"Lettere a Francesca" è un libro che ti porta in un viaggio insolito, ma che consiglio di provare
“Ho voglia, amore, di immaginarmi altrove. Di
parlarti d’altro, magari di quella fantastica, magica, piccola felce che
vibrava eternamente, quasi a ricordarci che tutto è vita”.

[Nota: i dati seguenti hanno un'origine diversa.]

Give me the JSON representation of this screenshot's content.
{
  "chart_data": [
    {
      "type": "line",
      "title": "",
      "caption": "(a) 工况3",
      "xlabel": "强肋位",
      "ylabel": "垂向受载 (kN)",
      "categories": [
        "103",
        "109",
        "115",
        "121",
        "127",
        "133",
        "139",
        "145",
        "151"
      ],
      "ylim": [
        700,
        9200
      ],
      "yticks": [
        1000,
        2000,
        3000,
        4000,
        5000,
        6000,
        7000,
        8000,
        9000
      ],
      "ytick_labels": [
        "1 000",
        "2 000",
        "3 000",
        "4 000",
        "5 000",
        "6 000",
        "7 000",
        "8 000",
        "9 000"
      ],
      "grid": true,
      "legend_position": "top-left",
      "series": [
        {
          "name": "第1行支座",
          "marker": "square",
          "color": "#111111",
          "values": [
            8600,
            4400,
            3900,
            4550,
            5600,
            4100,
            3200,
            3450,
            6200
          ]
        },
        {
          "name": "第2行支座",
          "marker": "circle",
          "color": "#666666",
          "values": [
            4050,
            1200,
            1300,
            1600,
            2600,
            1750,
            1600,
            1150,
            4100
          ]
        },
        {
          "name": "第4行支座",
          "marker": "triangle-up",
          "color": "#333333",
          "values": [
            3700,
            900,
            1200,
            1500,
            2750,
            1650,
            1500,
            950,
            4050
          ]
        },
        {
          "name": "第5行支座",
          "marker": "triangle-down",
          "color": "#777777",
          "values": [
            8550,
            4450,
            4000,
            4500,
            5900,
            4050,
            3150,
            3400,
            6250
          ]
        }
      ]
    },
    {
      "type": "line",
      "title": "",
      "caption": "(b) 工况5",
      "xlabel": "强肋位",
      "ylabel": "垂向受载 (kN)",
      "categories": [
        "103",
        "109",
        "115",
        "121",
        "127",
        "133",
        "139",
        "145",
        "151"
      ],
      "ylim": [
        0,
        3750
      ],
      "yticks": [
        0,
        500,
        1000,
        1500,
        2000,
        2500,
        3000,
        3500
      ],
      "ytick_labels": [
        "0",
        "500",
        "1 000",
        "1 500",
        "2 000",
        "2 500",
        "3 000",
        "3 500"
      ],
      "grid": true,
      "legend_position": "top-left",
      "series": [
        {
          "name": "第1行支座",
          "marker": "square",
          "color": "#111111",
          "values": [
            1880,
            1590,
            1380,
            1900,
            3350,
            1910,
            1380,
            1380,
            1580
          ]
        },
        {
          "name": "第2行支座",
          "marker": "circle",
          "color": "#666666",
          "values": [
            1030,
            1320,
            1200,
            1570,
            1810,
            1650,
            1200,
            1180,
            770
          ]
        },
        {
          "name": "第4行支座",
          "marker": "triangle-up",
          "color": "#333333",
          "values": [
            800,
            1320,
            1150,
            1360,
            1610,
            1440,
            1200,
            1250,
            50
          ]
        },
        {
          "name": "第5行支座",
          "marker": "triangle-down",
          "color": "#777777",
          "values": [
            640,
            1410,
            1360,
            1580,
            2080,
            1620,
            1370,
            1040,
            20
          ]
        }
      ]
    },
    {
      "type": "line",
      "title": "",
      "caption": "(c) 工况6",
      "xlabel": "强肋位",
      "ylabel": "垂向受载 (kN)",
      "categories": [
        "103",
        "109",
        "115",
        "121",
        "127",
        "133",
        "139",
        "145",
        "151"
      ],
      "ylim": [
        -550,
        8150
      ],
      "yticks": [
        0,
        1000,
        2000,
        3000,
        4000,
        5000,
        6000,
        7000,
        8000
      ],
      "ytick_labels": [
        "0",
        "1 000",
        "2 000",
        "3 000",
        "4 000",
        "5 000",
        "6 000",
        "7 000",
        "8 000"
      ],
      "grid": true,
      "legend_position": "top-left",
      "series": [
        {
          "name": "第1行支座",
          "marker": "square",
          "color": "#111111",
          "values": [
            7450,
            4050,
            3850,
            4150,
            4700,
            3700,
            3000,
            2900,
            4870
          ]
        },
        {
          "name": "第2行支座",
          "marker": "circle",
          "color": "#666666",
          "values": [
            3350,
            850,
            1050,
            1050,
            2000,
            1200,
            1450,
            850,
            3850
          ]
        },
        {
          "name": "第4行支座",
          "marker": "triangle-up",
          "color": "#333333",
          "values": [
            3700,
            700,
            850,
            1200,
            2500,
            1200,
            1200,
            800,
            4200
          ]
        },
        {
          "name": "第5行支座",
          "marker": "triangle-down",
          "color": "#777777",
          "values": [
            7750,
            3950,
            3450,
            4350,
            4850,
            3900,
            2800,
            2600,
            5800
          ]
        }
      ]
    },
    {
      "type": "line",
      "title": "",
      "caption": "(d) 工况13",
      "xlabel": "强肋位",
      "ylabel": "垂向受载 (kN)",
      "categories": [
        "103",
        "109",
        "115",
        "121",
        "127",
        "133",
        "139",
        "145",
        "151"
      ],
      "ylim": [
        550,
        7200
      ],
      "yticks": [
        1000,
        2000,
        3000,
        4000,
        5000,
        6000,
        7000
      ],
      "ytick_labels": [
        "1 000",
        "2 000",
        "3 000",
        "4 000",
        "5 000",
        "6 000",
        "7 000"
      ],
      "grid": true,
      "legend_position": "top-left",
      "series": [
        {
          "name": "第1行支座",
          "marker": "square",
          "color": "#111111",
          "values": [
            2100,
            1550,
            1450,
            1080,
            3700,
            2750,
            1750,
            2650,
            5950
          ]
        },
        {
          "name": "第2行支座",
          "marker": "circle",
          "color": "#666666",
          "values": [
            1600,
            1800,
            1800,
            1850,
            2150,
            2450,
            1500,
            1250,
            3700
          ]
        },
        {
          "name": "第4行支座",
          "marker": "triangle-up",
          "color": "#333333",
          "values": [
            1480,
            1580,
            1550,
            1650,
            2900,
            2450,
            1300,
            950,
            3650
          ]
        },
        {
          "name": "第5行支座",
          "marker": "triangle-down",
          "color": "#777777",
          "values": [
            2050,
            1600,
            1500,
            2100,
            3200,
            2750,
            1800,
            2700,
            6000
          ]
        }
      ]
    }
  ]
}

Queste poche frasi, rilette oggi, del libro di Enzo
Tortora “Lettere a Francesca” scritte durante i sette mesi di detenzione in
carcere alla sua compagna Francesca Scopelliti, sono quelle che sono andato
subito a ricercare. Con loro nel cuore prenderò parte nella “mia” Castiglione
della Pescaia, alla presentazione del libro. L’evento si terrà a pochi passi
del mare, ambiente che a Enzo Tortora amava e mancava tantissimo durante il
periodo di reclusione.
Ho letto, nei ritagli di tempo, che la domenica mi
concesse, queste 45 lettere che
Francesca Scopelliti ha fatto conoscere, pubblicandole. Credo d’averci trovato
tanti spunti di arricchimento personale.
Enzo Tortora varcò le porte del carcere il 23
giugno 1983 e ne uscì, completamente cambiato, il 17 gennaio 1984, quando il
giudice dispose i domiciliari. Il presentatore di “Portobello”, me lo ricordo
così, era accusato, cosa che fu smentita, di essere un camorrista. Un errore
giudiziario. Il 15 settembre del 1986 i giudici d’appello stabilirono
l’innocenza del giornalista, assoluzione che fu confermata dalla Cassazione
l’anno successivo. Ma il 18 maggio del 1988 un tumore lo uccise.